Imagine the problems that will arise as every country's totally bizarre and "nothing to do with what we claim to be searching for" starts to become illegal. And then add to it people traveling between these insane jurisdictions.

There's no possibility of this system functioning for what they claim to intend it for. But so many terrible things it could be used for.

scottalanmiller

Good timing on this as I was about to buy my first iPad in a really long time when I went to the US in a few weeks. F that.

scottalanmiller

Something that those outside of the US need to remember...

1. The US government can and does force companies to turn over data of all sorts all the time.
2. It is standard to issue gag orders so that the people being spied on, nor the media can ever be alerted to it. These generally also involve forbidding the courts to be alerts so even if something is massively criminal, the company has no right to get a court to intervene. There is no law protecting the company nor those being spied on in these cases.
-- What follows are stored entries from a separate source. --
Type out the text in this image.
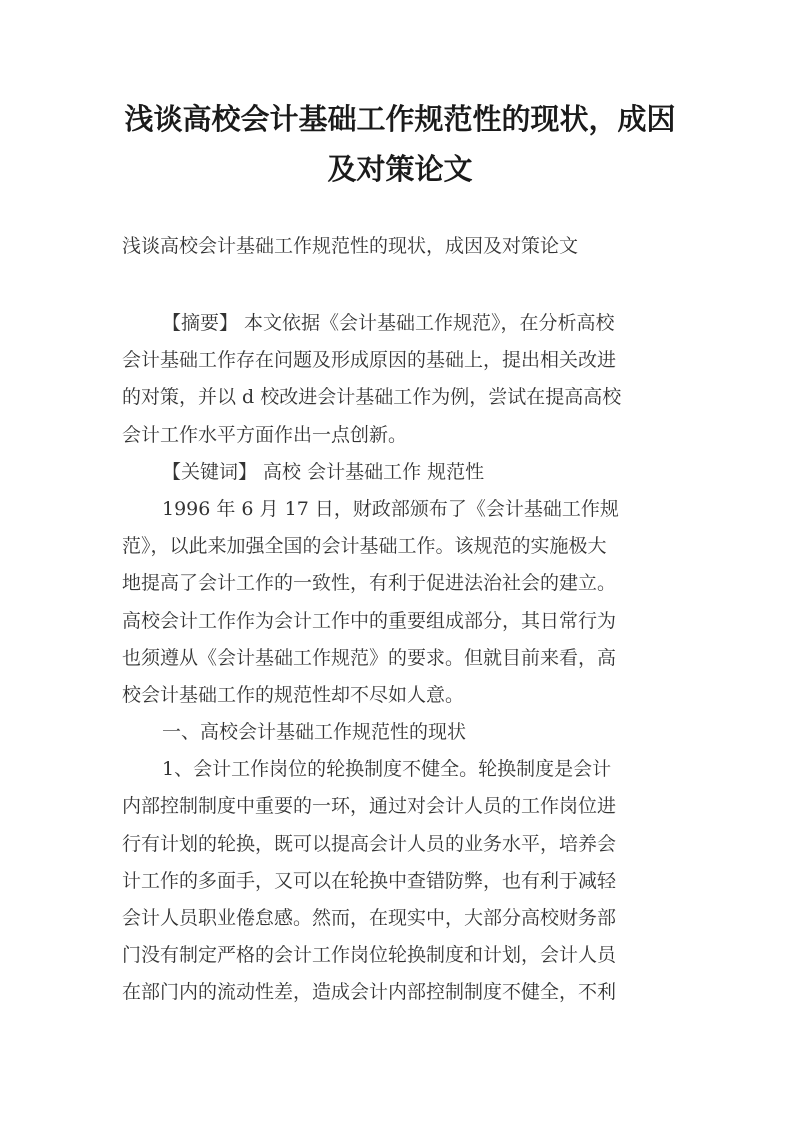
浅谈高校会计基础工作规范性的现状，成因
及对策论文
浅谈高校会计基础工作规范性的现状，成因及对策论文

【摘要】 本文依据《会计基础工作规范》，在分析高校
会计基础工作存在问题及形成原因的基础上，提出相关改进
的对策，并以 d 校改进会计基础工作为例，尝试在提高高校
会计工作水平方面作出一点创新。

【关键词】 高校 会计基础工作 规范性

1996 年 6 月 17 日，财政部颁布了《会计基础工作规
范》，以此来加强全国的会计基础工作。该规范的实施极大
地提高了会计工作的一致性，有利于促进法治社会的建立。
高校会计工作作为会计工作中的重要组成部分，其日常行为
也须遵从《会计基础工作规范》的要求。但就目前来看，高
校会计基础工作的规范性却不尽如人意。

一、高校会计基础工作规范性的现状

1、会计工作岗位的轮换制度不健全。轮换制度是会计
内部控制制度中重要的一环，通过对会计人员的工作岗位进
行有计划的轮换，既可以提高会计人员的业务水平，培养会
计工作的多面手，又可以在轮换中查错防弊，也有利于减轻
会计人员职业倦怠感。然而，在现实中，大部分高校财务部
门没有制定严格的会计工作岗位轮换制度和计划，会计人员
在部门内的流动性差，造成会计内部控制制度不健全，不利
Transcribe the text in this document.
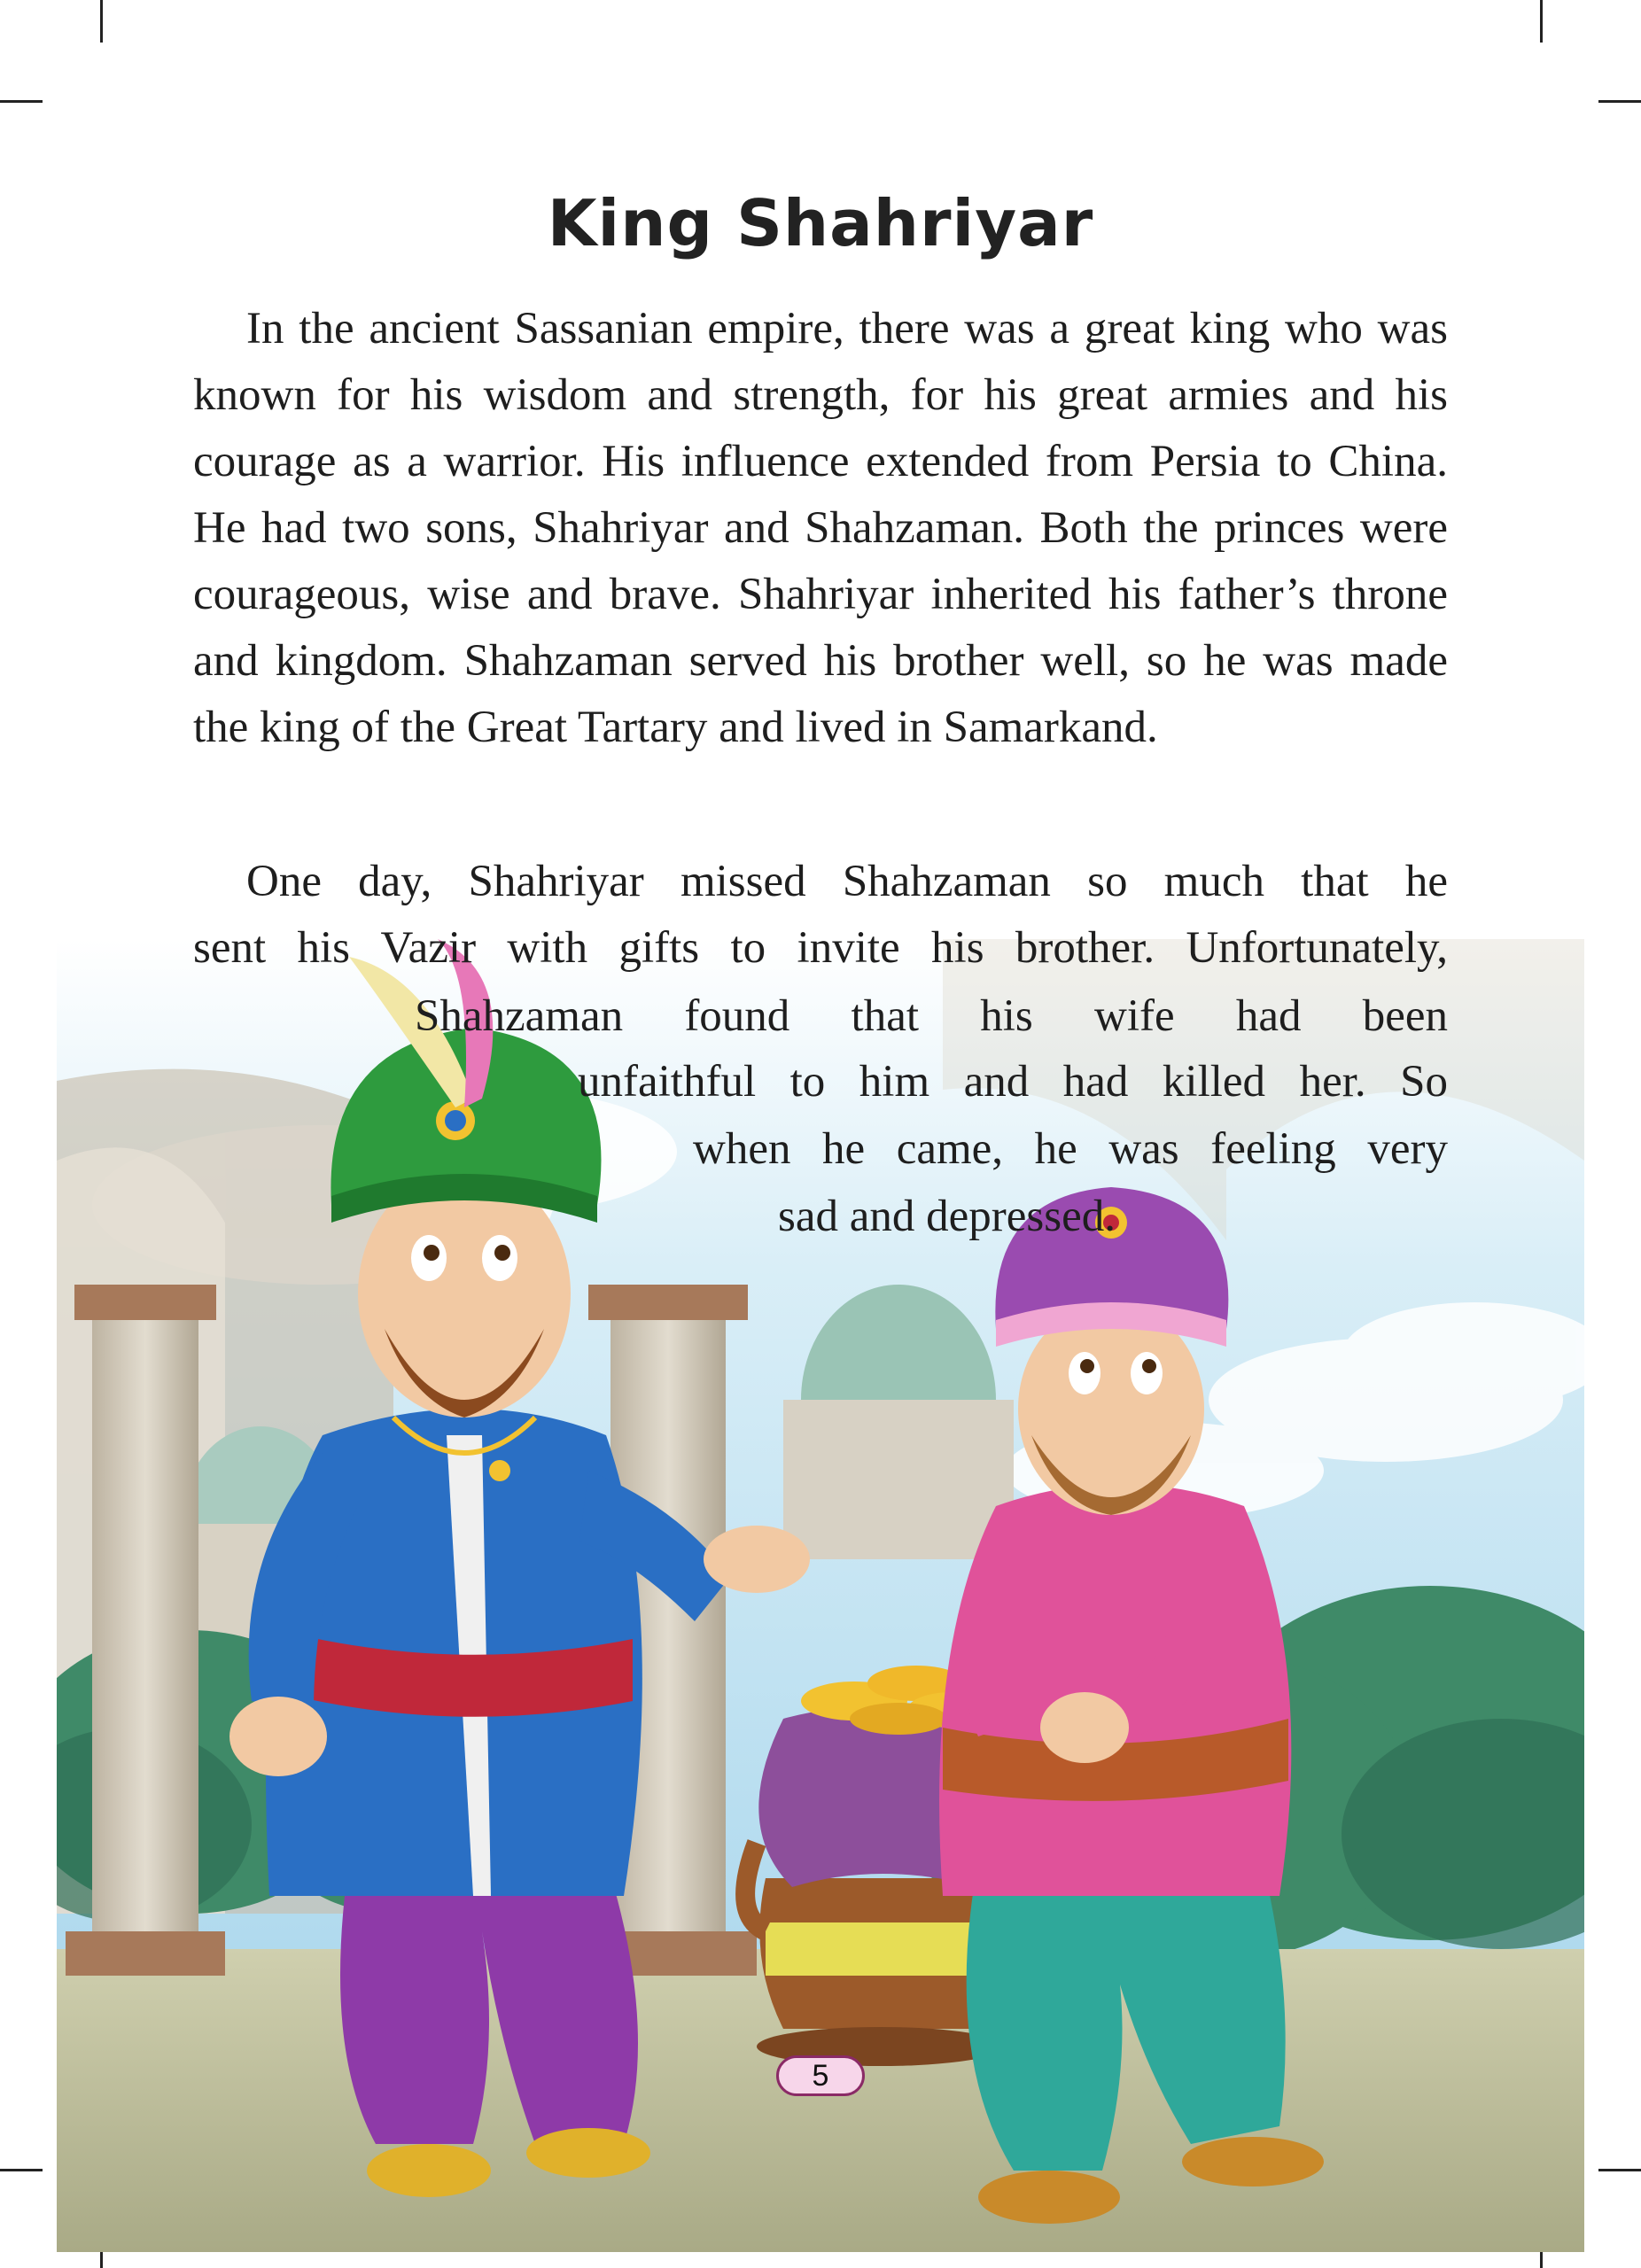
King Shahriyar
In the ancient Sassanian empire, there was a great king who was known for his wisdom and strength, for his great armies and his courage as a warrior. His influence extended from Persia to China. He had two sons, Shahriyar and Shahzaman. Both the princes were courageous, wise and brave. Shahriyar inherited his father’s throne and kingdom. Shahzaman served his brother well, so he was made the king of the Great Tartary and lived in Samarkand.
One day, Shahriyar missed Shahzaman so much that he
sent his Vazir with gifts to invite his brother. Unfortunately,
Shahzaman found that his wife had been
unfaithful to him and had killed her. So
when he came, he was feeling very
sad and depressed.
5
So be enabling the technically ability to do this, it could be happening broadly on the first day and other than someone risking their lives to report data on a corrupt government, there's no means to find out how the technology is being used.

The Patriot Act is a standard example of how these "gag orders" are used. They used to force book stores to report people buying certain books in the early 2000s and made it illegal for the bookstores to seek legal protection, tell anyone, or alert those whose private data was being stolen.

Carnival Boy

But the software doesn't have the ability. We're going round in circles.